The contribution of individual risk factor improvements is difficult to isolate. GLP-1RAs simultaneously improve glucose, weight, blood pressure, lipids, and inflammation. Disentangling the contribution of each to the overall cardiovascular benefit is statistically challenging, even with mediation analyses.

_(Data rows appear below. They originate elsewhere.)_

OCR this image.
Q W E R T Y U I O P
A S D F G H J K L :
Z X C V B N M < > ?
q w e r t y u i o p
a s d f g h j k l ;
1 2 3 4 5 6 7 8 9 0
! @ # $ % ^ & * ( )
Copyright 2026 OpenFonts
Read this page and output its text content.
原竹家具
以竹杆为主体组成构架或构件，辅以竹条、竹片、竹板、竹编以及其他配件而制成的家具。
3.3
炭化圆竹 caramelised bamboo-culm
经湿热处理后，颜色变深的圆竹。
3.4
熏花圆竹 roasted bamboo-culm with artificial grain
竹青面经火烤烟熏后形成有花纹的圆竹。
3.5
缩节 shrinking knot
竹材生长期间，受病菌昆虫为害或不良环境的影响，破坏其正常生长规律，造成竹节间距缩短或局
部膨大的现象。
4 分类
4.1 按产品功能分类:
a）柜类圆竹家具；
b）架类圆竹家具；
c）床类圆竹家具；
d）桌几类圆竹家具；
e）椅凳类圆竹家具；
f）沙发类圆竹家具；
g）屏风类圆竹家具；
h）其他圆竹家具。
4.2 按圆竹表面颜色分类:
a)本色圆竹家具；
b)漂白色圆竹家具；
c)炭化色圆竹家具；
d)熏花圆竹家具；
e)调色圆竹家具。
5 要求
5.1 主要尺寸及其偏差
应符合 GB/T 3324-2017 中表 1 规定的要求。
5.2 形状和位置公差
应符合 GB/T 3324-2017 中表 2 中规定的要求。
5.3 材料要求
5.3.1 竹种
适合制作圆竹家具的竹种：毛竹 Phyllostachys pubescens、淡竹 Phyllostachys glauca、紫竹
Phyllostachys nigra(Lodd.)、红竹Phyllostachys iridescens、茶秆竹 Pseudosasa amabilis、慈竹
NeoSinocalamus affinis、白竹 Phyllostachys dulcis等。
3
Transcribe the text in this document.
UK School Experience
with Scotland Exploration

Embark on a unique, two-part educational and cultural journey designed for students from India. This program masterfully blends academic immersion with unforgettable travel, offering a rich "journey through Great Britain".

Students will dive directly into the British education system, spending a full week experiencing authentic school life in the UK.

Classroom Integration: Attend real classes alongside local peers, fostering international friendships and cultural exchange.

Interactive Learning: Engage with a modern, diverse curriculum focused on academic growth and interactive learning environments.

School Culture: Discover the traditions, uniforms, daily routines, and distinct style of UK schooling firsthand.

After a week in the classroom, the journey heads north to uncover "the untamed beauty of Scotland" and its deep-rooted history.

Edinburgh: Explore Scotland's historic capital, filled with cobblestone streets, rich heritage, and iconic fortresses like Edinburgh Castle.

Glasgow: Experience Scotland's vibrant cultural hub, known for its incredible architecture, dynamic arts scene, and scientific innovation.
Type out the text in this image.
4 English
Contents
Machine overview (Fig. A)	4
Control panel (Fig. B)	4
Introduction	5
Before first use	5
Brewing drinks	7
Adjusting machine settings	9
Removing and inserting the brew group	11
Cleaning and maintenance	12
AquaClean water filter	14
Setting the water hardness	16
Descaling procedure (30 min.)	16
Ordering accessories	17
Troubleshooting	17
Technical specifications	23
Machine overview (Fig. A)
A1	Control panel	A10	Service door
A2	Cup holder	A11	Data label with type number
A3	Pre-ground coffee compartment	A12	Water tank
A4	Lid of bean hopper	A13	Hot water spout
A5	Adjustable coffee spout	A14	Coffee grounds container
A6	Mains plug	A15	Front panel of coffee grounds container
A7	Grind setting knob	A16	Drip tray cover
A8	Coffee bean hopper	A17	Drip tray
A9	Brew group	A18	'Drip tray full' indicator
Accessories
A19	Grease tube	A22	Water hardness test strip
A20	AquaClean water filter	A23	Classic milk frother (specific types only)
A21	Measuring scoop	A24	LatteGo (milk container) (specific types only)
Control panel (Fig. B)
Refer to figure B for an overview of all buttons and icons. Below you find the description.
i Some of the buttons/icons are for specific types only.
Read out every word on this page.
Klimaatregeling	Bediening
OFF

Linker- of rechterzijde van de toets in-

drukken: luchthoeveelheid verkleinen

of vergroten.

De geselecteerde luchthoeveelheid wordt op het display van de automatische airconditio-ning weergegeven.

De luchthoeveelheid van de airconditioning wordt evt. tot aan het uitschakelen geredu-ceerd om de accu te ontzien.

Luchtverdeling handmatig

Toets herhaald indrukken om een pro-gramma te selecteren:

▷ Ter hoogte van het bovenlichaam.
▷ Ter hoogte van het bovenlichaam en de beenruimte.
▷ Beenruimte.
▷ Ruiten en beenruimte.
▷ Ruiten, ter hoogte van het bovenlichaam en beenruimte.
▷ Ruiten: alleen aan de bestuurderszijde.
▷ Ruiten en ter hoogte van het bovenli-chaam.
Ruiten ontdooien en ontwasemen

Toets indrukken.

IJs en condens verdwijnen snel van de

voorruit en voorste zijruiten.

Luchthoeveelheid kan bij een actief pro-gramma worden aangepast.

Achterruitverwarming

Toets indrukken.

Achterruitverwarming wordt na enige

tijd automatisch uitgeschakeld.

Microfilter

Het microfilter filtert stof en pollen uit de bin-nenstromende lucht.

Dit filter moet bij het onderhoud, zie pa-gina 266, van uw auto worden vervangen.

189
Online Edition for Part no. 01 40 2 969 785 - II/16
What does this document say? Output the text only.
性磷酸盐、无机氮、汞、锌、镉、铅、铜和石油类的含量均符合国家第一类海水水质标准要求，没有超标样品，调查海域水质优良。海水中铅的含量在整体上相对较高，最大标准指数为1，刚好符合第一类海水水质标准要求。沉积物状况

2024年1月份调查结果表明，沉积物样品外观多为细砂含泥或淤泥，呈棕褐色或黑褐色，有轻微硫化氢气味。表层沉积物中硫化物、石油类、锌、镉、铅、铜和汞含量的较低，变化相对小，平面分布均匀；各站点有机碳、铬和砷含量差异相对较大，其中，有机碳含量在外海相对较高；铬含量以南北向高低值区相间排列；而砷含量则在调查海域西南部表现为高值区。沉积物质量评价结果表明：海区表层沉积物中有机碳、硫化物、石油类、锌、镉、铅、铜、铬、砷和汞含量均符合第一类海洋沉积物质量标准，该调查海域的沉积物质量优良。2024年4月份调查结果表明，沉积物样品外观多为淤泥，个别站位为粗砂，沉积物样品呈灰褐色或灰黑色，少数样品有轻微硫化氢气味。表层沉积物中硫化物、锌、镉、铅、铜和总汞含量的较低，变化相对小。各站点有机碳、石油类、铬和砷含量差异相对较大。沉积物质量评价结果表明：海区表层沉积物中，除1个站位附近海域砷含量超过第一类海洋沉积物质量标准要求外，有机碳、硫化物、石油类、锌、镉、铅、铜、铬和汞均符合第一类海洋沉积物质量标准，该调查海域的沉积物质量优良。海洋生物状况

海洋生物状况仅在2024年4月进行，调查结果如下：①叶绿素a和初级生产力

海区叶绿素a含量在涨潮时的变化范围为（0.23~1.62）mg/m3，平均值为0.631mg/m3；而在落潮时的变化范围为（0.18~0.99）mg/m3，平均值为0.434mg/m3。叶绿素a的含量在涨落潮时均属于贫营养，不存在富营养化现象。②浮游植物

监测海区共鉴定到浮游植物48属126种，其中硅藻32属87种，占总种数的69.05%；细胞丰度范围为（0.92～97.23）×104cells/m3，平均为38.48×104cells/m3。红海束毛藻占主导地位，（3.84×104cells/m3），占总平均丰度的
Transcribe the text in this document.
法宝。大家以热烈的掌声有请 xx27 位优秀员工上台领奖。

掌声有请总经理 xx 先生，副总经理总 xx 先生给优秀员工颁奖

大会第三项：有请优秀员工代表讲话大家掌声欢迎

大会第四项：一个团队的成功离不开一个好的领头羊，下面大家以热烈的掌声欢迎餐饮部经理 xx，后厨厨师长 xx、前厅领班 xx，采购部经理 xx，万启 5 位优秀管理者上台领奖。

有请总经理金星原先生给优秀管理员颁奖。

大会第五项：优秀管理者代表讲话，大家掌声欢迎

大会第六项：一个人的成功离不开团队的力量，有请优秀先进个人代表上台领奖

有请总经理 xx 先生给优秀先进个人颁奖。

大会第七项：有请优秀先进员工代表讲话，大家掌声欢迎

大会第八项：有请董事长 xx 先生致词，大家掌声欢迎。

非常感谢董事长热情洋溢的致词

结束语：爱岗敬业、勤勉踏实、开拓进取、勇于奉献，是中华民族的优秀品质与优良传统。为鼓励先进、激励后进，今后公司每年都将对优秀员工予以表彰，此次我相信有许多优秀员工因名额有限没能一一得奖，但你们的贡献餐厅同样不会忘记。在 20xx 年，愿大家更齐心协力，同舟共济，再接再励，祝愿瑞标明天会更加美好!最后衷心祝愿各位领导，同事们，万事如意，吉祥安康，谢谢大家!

Not all GLP-1RAs show the same magnitude of benefit. ELIXA (lixisenatide) and EXSCEL (exenatide) achieved noninferiority but not superiority for MACE reduction. This heterogeneity within the class suggests that drug-specific properties (half-life, receptor binding kinetics, tissue penetration) may matter beyond the shared GLP-1 receptor agonism. For a detailed analysis of the SELECT trial, see the SELECT trial: how semaglutide reduced heart attacks and strokes. For how tirzepatide's dual mechanism may affect heart failure outcomes, see tirzepatide SUMMIT: heart failure results in obese patients.
The Bottom Line
GLP-1 receptor agonists reduce atherosclerotic cardiovascular events by 12-26% across multiple large trials, with benefits extending to patients without diabetes. The mechanism appears to involve direct antiatherosclerotic effects: endothelial protection, NF-kB and inflammasome suppression, foam cell inhibition, M2 macrophage polarization, and plaque stabilization. Imaging studies support plaque regression, though large-scale definitive trials are still needed. The consistency of cardiovascular benefit across the class, combined with preclinical mechanistic evidence, establishes GLP-1RAs as genuinely antiatherosclerotic drugs, not merely metabolic agents with incidental cardiovascular effects.